There is a strain of gallows humor in such videos, with audible cheering and laughter at the fiery destruction. Yet the underlying danger is treated seriously. Tales abound of burned hands and severe property damage, including battery-related fires that destroyed cars, garages and homes. Hobbyist Web sites carry stern warnings and feature long chat threads discussing the risks. At radio-controlled airplane shows, charging batteries indoors typically is prohibited unless they are kept in flame-resistant bags. “I’ve had buddies blow the ends of their fingers off with them,” said hobbyist Craig Pitcock, 41, who posted to YouTube a video of the fiery crash of his F-4 Phantom model in an Arizona field. “It’s incredible, the voltage.”

Before the arrival of lithium-ion technology, hobbyists relied on a messy liquid fuel, or occasionally on an older generation of batteries that could barely get models off the ground. “Twenty years ago, somebody would laugh at you if you said ‘electric plane,’ ” Pitcock said.
Lithium-ion battery packs may revolutionize aviation as well, allowing for planes that are lighter and use less fuel.
The cause of the incidents with the Dreamliner battery packs remains under investigation by safety officials. The jets were ordered grounded in the United States and several other nations this week.
The batteries carried in the holds of cargo planes are suspected as possible factors in two fatal crashes in recent years, according to the Air Line Pilots Association International, which is lobbying to have cells classified as dangerous goods requiring special handling, adequate fire suppression and notification to pilots who carry them.
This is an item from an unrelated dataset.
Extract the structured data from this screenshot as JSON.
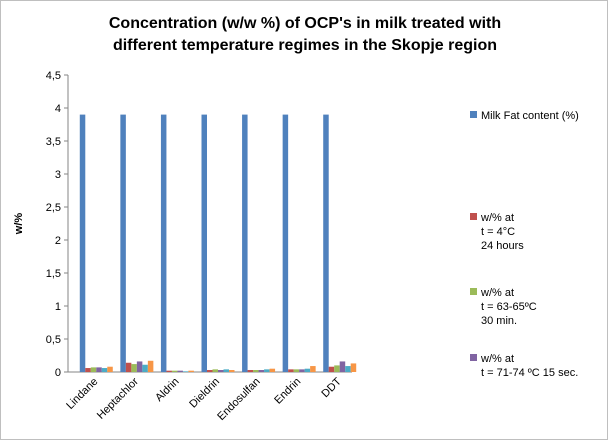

Cargo planes sometimes carry tens of thousands of cells stacked together on pallets, increasing the danger, said Mark Rogers, director of the dangerous goods program for the pilots association.
“There’s no way to engineer your way out of the problem,” he said. “No matter what you do, you’re going to have incidents.”
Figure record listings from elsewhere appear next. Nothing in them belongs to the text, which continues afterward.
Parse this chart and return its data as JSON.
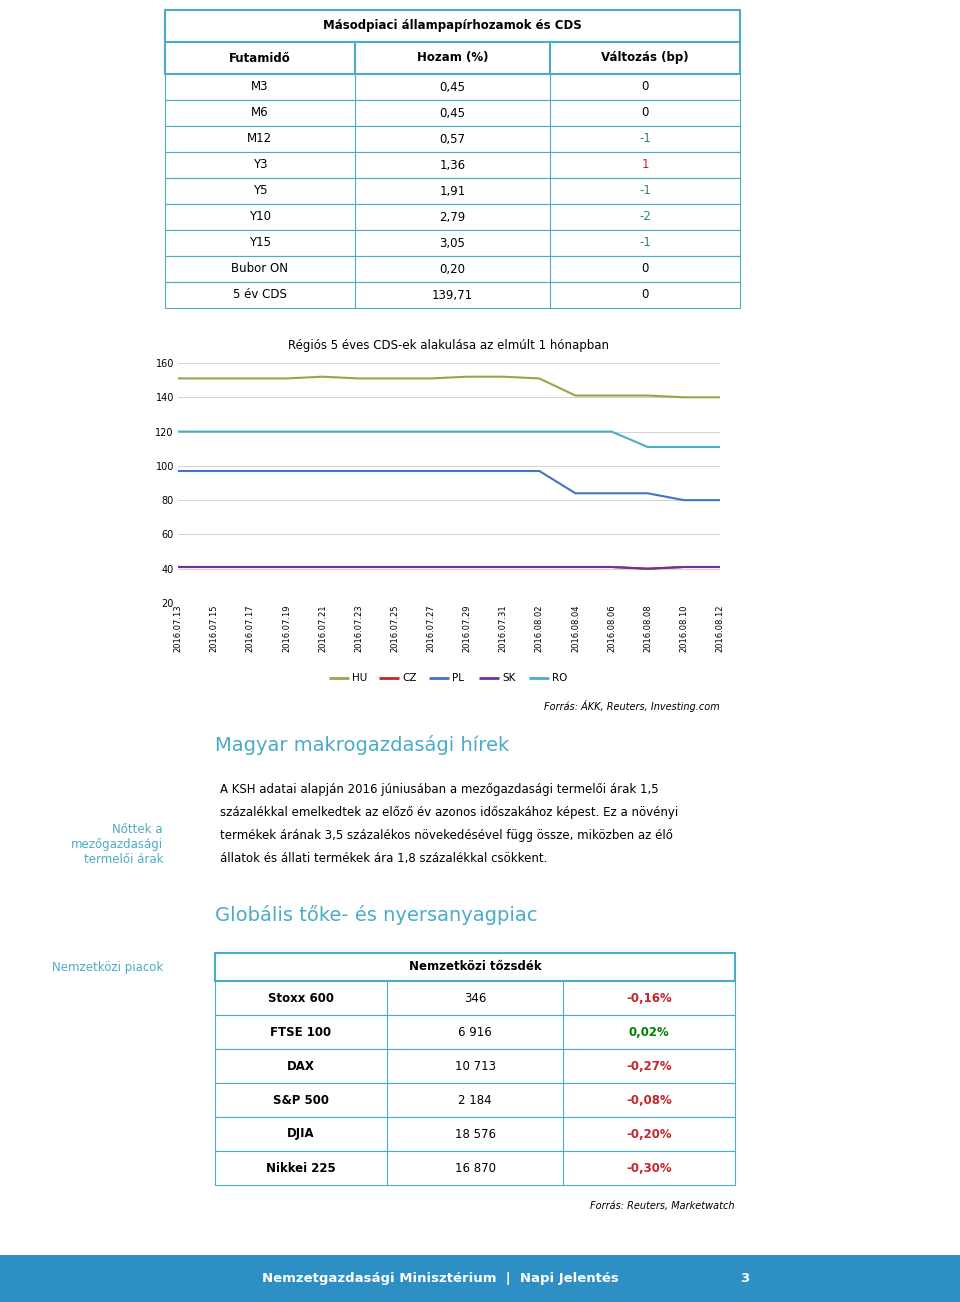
{
  "table1_title": "Másodpiaci állampapírhozamok és CDS",
  "table1_headers": [
    "Futamidő",
    "Hozam (%)",
    "Változás (bp)"
  ],
  "table1_rows": [
    [
      "M3",
      "0,45",
      "0"
    ],
    [
      "M6",
      "0,45",
      "0"
    ],
    [
      "M12",
      "0,57",
      "-1"
    ],
    [
      "Y3",
      "1,36",
      "1"
    ],
    [
      "Y5",
      "1,91",
      "-1"
    ],
    [
      "Y10",
      "2,79",
      "-2"
    ],
    [
      "Y15",
      "3,05",
      "-1"
    ],
    [
      "Bubor ON",
      "0,20",
      "0"
    ],
    [
      "5 év CDS",
      "139,71",
      "0"
    ]
  ],
  "table1_change_colors": [
    "black",
    "black",
    "#2e8b57",
    "#c0282d",
    "#2e8b57",
    "#2e8b57",
    "#2e8b57",
    "black",
    "black"
  ],
  "chart_title": "Régiós 5 éves CDS-ek alakulása az elmúlt 1 hónapban",
  "chart_dates": [
    "2016.07.13",
    "2016.07.15",
    "2016.07.17",
    "2016.07.19",
    "2016.07.21",
    "2016.07.23",
    "2016.07.25",
    "2016.07.27",
    "2016.07.29",
    "2016.07.31",
    "2016.08.02",
    "2016.08.04",
    "2016.08.06",
    "2016.08.08",
    "2016.08.10",
    "2016.08.12"
  ],
  "chart_HU": [
    151,
    151,
    151,
    151,
    152,
    151,
    151,
    151,
    152,
    152,
    151,
    141,
    141,
    141,
    140,
    140
  ],
  "chart_CZ": [
    41,
    41,
    41,
    41,
    41,
    41,
    41,
    41,
    41,
    41,
    41,
    41,
    41,
    40,
    41,
    41
  ],
  "chart_PL": [
    97,
    97,
    97,
    97,
    97,
    97,
    97,
    97,
    97,
    97,
    97,
    84,
    84,
    84,
    80,
    80
  ],
  "chart_SK": [
    41,
    41,
    41,
    41,
    41,
    41,
    41,
    41,
    41,
    41,
    41,
    41,
    41,
    40,
    41,
    41
  ],
  "chart_RO": [
    120,
    120,
    120,
    120,
    120,
    120,
    120,
    120,
    120,
    120,
    120,
    120,
    120,
    111,
    111,
    111
  ],
  "chart_colors": {
    "HU": "#8faa47",
    "CZ": "#c0282d",
    "PL": "#4472c4",
    "SK": "#7030a0",
    "RO": "#4bacc6"
  },
  "chart_ylim": [
    20,
    160
  ],
  "chart_yticks": [
    20,
    40,
    60,
    80,
    100,
    120,
    140,
    160
  ],
  "chart_source": "Forrás: ÁKK, Reuters, Investing.com",
  "section_title1": "Magyar makrogazdasági hírek",
  "sidebar_label1": "Nőttek a\nmezőgazdasági\ntermelői árak",
  "body_text1_lines": [
    "A KSH adatai alapján 2016 júniusában a mezőgazdasági termelői árak 1,5",
    "százalékkal emelkedtek az előző év azonos időszakához képest. Ez a növényi",
    "termékek árának 3,5 százalékos növekedésével függ össze, miközben az élő",
    "állatok és állati termékek ára 1,8 százalékkal csökkent."
  ],
  "section_title2": "Globális tőke- és nyersanyagpiac",
  "sidebar_label2": "Nemzetközi piacok",
  "table2_title": "Nemzetközi tőzsdék",
  "table2_rows": [
    [
      "Stoxx 600",
      "346",
      "-0,16%"
    ],
    [
      "FTSE 100",
      "6 916",
      "0,02%"
    ],
    [
      "DAX",
      "10 713",
      "-0,27%"
    ],
    [
      "S&P 500",
      "2 184",
      "-0,08%"
    ],
    [
      "DJIA",
      "18 576",
      "-0,20%"
    ],
    [
      "Nikkei 225",
      "16 870",
      "-0,30%"
    ]
  ],
  "table2_change_colors": [
    "#c0282d",
    "#008000",
    "#c0282d",
    "#c0282d",
    "#c0282d",
    "#c0282d"
  ],
  "table2_source": "Forrás: Reuters, Marketwatch",
  "footer_text": "Nemzetgazdasági Minisztérium  |  Napi Jelentés",
  "footer_page": "3",
  "sidebar_color": "#4bacc6",
  "section_color": "#4bacc6",
  "bg_color": "#ffffff",
  "table_border_color": "#4bacc6",
  "footer_bg": "#2e8fc4"
}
Lithium-ion battery packs typically are made of a collection of individual cells. Coiled within each are three layers — one positively charged, one negatively charged and the third a “separator” film that keeps the charged layers apart. There also is an organic fluid that, at high temperatures, is flammable.
Fires start when electricity moves in an uncontrolled way between the positively and negatively charged layers. The cause can be manufacturing defects or damage — anything that allows the positive and negative layers to touch, causing a short-circuit and what experts call “thermal runaway.”
Manufacturers of lithium-ion batteries say their technology is safe when international standards are followed. Problems occur mainly with lower-quality, counterfeit batteries, or when cells are shipped improperly or mishandled by consumers, said George Kerchner, executive director of the Rechargeable Battery Association.
“When you damage these cells and you abuse them, you certainly are inviting problems,” he said.
For those who fly radio-controlled model airplanes, fires typically happen when batteries are overcharged, or when wiring mistakes cause short-circuits. And, then, of course, there are the crashes: The resulting damage can causes wires to touch, separator film to tear, or the positive and negative layers to come into direct contact with each other.
Damage can be subtle enough that an apparently undamaged battery can burst into flames long after an accident. Hobbyists say they sense danger when their battery packs get “puffy,” typically the result of gases that can be the first sign of thermal runaway.
The Rechargeable Battery Association’s Kerchner said he and his sons have long flown radio-controlled helicopters powered by lithium-ion batteries without encountering problems. “We love them,” he said, “but we don’t crash them into the ground to see if they explode.”